Pour éclairer cette constatation, je propose de citer un jugement prononcé le 7 mars 2023 par le tribunal de la famille de Bruxelles dans un tel cas (à savoir un couple séparé avec une fille de 8 ans, une de 6 et un garçon de 20 mois), et donc tout récent  :

Ce tribunal décide de modalités d’hébergement identiques pour les 3 enfants, tenant à un hébergement égalitaire et en tout cas quasi-égalitaire, alors que la maman s’y opposait en postulant une garde égalitaire pour l’aînée, une garde d’environ 10 jours par quinzaine pour la seconde et une garde de 12 jours par quinzaine pour le dernier ;

Le tribunal retient alors les arguments suivants :

« La demande de Madame reviendrait à multiplier les transferts importants pour les deux plus jeunes enfants ainsi qu’à instaurer d’une manière durable une instabilité dès lors que les enfants seront séparés, ce qui ne répond pas à leur intérêt.

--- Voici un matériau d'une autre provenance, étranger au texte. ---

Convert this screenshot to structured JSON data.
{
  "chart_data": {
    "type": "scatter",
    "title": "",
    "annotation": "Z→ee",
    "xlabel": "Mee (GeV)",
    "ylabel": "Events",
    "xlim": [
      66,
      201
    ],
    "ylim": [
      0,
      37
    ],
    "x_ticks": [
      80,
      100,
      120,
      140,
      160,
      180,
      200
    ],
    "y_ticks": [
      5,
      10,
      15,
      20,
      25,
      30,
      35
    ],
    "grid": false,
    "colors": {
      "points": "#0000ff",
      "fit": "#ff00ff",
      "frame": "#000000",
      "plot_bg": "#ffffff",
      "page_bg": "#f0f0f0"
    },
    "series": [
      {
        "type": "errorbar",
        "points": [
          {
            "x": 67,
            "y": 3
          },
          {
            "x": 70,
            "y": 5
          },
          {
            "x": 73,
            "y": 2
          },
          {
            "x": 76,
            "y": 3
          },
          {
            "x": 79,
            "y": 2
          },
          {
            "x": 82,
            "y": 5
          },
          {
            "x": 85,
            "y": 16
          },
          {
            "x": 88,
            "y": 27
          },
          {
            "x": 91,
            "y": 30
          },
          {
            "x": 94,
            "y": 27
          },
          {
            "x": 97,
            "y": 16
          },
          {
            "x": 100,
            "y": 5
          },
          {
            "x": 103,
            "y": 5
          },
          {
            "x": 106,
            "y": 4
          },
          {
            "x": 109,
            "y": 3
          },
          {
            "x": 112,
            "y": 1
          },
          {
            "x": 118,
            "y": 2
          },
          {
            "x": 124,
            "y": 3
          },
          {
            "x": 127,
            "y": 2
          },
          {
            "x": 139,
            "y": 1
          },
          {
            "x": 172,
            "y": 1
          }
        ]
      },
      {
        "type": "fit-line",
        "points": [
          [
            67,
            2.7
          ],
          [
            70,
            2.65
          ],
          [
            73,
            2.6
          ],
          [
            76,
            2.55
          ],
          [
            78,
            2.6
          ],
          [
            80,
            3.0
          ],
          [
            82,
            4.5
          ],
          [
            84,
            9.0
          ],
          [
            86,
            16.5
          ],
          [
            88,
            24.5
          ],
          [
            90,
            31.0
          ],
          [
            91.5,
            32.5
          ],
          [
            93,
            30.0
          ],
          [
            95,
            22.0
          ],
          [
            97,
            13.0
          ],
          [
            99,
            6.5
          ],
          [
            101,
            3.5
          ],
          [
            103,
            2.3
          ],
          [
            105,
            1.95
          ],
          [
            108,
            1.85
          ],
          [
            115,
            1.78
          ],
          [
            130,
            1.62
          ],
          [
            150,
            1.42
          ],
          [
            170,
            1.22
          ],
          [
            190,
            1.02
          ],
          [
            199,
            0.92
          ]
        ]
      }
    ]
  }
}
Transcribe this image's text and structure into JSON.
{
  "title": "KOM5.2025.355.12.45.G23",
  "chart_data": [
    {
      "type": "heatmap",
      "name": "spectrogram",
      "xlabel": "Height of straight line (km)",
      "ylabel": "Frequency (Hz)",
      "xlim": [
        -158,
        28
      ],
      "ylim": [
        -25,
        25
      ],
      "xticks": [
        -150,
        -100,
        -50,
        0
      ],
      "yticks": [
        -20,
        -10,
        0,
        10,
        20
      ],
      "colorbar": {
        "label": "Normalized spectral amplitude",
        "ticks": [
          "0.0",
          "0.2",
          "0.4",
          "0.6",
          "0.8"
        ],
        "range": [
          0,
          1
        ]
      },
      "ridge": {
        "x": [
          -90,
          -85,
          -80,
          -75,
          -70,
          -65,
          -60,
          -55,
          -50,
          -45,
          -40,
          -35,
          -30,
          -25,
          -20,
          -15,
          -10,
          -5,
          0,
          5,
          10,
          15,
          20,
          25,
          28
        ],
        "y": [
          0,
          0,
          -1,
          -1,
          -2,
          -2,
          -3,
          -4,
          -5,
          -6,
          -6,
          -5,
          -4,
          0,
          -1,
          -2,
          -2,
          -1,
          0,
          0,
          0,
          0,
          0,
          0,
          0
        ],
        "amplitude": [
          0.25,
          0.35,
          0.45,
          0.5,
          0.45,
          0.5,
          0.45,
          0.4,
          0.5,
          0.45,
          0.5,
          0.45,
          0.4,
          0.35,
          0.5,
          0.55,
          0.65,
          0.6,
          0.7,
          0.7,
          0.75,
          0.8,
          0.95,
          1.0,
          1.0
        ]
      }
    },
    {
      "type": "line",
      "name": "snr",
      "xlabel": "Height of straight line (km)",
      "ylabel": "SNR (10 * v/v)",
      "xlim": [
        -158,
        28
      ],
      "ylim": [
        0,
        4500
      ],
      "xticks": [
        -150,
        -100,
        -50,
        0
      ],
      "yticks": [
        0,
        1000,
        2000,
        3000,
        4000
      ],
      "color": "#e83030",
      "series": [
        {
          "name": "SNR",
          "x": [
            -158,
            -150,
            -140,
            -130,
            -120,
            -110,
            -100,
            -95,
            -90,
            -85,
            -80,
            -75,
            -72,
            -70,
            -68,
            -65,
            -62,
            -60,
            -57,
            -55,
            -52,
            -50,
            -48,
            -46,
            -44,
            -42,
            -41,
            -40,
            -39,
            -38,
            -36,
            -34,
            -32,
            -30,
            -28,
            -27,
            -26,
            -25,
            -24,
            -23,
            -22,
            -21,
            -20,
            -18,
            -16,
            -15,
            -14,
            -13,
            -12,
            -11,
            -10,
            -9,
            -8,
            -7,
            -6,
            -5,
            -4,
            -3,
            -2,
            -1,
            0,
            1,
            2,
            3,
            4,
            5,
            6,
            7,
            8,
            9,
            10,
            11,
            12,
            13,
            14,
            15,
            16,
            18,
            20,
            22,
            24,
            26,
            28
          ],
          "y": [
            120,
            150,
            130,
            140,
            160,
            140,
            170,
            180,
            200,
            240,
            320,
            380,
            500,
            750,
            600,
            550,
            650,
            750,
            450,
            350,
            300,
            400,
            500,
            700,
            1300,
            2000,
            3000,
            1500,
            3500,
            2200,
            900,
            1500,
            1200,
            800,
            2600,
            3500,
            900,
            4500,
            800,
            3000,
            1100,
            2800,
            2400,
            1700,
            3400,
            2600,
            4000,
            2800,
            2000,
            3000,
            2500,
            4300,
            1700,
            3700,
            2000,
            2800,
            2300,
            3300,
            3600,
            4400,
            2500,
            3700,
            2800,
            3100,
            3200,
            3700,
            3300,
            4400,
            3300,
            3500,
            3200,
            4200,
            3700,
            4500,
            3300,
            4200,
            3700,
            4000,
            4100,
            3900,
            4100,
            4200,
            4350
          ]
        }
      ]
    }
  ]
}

 La fratrie et le maintien de cette fratrie constituent à ce stade un élément de stabilité pour les 3 jeunes enfants sans qu’il ne soit démontré que des modalités d’hébergement qui tiennent compte du maintien de la fratrie puissent être considérées comme contraires à l’intérêt de l’enfant vu les capacité éducatives équivalentes du père et de la mère.

 De plus, la notion d’équité doit aussi être approchée par rapport aux enfants. En effet, les modalités proposées par Madame induiront qu’il faudra expliquer pourquoi un enfant peut partir plus longtemps chez son père et pas l’autre. La problématique de modalités d’hébergement distinctes au sein d’une fratrie peut s’envisager, mais pour des enfants plus âgés qui ont exprimé un tel souhait. »

Que retenir de cela ?

D’abord, il faut évidemment sourire au fait qu’un tout jeune enfant exercera – ou non un hébergement égalitaire selon qu’il a des aînés ou non !

C’est le paradoxe du droit de paraître tortueux, voire incompréhensible pour le commun des mortels !

Mais plus fondamentalement, cette question met en évidence la notion de sécurité et de stabilité pour l’enfant :

Elle est devenue centrale pour les tribunaux de la famille. De plus en plus, ils se rapprochent de la notion anglo-saxonne de caregiver, c’est-à-dire la – ou les personnes (peu importe leur sexe) comme la – ou les situations qui assurent la sécurité de l’enfant.

En portant, puis en donnant naissance au nouveau-né, la mère est réputée caregiver tandis que le père d’un bébé doit, de son côté, établir la même capacité dans son chef.

S’il a des enfants plus âgés, par hypothèse il établit cette « capacité » et, en tout état de cause, l’hébergement identique pour les petits et grands enfants sera justifié ;

C’est une autre manière d’expliquer la combinaison imposée par l’article 387septiesdecies du Code civil.